You don’t have to tell the model what is normal – it learns it.  The rules sets for each version of each application form a normative whitelist for the endpoint population.  So when a new application is installed the model will know immediately if it has seen this application before.  If it has not, it will create an alert, if it has, it will make sure that it installed according to the rules created from how that application performs on other machines. 

And the model evolves over time.  Changes to the endpoint population are assimilated into the model and rules are updated and reformed accordingly.  The model grows and adapts with the environment.

With the model in place, you now have context. So ultimately when the agent identifies a change on a given machine and sends that change to the server, the change is analyzed in the context of the Adaptive Reference Model.  It analytically asks all of the questions I used as the example earlier and thousands more, leveraging the learned context of the model.  If the analysis determines the change may be part of an attack, the server will actually build a request back to the endpoint for additional information which we call a probe.  The purpose of the probe is to get even more context, as it will perform over twenty different correlation techniques to ensure that all of the changes to the machine associated with the attack have been identified.  It uses context to cluster these changes so any attack can be comprehensively addressed.

Context.

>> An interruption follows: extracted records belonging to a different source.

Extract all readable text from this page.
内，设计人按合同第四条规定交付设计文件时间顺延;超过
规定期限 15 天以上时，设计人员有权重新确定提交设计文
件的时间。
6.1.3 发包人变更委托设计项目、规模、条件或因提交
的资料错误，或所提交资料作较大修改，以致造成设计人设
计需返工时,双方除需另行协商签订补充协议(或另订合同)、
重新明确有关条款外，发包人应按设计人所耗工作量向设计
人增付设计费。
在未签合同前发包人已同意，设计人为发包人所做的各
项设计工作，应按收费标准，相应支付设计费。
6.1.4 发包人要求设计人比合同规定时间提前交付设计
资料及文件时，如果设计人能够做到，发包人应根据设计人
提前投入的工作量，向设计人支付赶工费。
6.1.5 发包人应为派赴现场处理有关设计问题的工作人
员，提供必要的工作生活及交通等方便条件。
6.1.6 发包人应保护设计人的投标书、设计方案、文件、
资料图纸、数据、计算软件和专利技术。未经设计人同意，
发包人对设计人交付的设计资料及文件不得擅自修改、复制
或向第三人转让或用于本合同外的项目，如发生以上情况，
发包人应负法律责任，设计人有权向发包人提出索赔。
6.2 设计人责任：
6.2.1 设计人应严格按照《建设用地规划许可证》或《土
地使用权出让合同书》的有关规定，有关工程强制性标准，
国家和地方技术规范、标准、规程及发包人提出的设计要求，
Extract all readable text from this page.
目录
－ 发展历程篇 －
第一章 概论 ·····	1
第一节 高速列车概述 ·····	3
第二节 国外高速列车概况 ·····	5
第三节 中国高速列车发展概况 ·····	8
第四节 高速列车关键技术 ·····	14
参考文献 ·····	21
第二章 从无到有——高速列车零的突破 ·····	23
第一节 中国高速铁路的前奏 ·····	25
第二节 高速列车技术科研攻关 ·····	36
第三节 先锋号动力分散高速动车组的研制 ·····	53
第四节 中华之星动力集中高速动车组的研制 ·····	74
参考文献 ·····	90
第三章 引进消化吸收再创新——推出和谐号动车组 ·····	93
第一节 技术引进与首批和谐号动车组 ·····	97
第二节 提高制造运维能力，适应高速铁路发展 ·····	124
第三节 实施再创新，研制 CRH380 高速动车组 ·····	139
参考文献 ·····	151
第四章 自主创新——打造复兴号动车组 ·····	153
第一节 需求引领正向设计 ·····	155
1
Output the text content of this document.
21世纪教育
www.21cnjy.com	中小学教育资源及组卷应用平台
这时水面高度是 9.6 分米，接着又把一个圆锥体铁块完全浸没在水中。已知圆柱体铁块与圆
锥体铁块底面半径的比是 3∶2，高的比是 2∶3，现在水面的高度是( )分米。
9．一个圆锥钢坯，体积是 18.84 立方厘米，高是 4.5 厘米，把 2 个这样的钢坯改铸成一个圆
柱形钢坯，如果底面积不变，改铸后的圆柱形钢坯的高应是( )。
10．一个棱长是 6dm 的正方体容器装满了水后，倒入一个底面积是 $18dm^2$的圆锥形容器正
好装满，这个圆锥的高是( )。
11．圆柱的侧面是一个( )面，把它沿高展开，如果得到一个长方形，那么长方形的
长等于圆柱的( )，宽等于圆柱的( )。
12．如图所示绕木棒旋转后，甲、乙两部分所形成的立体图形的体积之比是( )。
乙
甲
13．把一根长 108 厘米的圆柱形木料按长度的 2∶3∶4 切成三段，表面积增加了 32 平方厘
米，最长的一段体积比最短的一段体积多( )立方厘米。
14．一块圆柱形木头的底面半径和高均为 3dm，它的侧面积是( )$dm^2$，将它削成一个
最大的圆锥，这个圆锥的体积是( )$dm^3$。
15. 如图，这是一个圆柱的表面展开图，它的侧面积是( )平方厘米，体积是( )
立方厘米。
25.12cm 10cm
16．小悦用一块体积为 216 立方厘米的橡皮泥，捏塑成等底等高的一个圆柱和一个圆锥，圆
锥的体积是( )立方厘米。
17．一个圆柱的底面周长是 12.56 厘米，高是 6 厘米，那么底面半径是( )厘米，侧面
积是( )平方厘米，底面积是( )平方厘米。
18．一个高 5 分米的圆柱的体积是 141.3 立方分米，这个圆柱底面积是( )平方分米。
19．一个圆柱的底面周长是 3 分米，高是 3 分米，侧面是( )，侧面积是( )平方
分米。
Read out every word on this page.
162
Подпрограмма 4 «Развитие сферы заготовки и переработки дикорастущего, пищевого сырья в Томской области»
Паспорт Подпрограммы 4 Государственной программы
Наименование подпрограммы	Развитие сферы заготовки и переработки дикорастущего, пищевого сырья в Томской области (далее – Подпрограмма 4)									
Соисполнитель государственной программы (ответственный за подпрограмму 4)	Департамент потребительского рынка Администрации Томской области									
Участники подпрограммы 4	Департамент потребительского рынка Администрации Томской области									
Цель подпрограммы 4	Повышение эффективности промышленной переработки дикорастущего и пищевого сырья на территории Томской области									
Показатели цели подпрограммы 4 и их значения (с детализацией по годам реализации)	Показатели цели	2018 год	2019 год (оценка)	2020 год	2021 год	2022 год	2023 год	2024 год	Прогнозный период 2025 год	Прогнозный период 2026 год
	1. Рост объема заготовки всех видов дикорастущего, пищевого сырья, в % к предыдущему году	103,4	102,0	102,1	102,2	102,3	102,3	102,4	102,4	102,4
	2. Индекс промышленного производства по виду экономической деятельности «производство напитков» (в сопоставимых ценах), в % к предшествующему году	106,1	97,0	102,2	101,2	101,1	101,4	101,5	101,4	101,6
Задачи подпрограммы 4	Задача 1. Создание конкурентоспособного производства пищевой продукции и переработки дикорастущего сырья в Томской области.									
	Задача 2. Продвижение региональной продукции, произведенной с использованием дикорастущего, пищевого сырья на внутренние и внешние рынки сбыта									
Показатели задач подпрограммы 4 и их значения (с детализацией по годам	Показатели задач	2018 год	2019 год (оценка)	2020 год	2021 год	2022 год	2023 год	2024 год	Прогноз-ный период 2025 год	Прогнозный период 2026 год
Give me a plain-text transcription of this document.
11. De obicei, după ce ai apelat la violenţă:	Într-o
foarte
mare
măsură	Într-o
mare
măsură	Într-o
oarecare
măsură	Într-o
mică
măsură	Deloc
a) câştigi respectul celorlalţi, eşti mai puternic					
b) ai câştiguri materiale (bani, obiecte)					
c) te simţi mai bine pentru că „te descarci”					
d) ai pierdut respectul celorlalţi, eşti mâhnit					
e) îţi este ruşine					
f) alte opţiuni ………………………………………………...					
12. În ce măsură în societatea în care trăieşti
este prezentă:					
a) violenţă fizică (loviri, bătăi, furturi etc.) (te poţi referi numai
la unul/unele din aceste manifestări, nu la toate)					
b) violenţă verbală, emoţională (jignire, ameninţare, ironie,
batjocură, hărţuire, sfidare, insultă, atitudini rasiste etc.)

No amount of heuristics applied to analysis of log traffic can replace the context of our Adaptive Reference Model.  Same with behavioral analysis and heuristics at the endpoint level.  It is context that makes the most seasoned security people all say they have never seen a product like Resolution Manager and leave them at a minimum intrigued and, from the reactions I can see, impressed.

I plan to supplement this post with additional information about the model – such as how do you set explicit policies – but I am way over my unofficial post word limit so I will stop here.  I hope this gave you a feel for the Adaptive Reference Model and why it is differentiating, but the best way to understand is through a demonstration, which we would be happy to provide.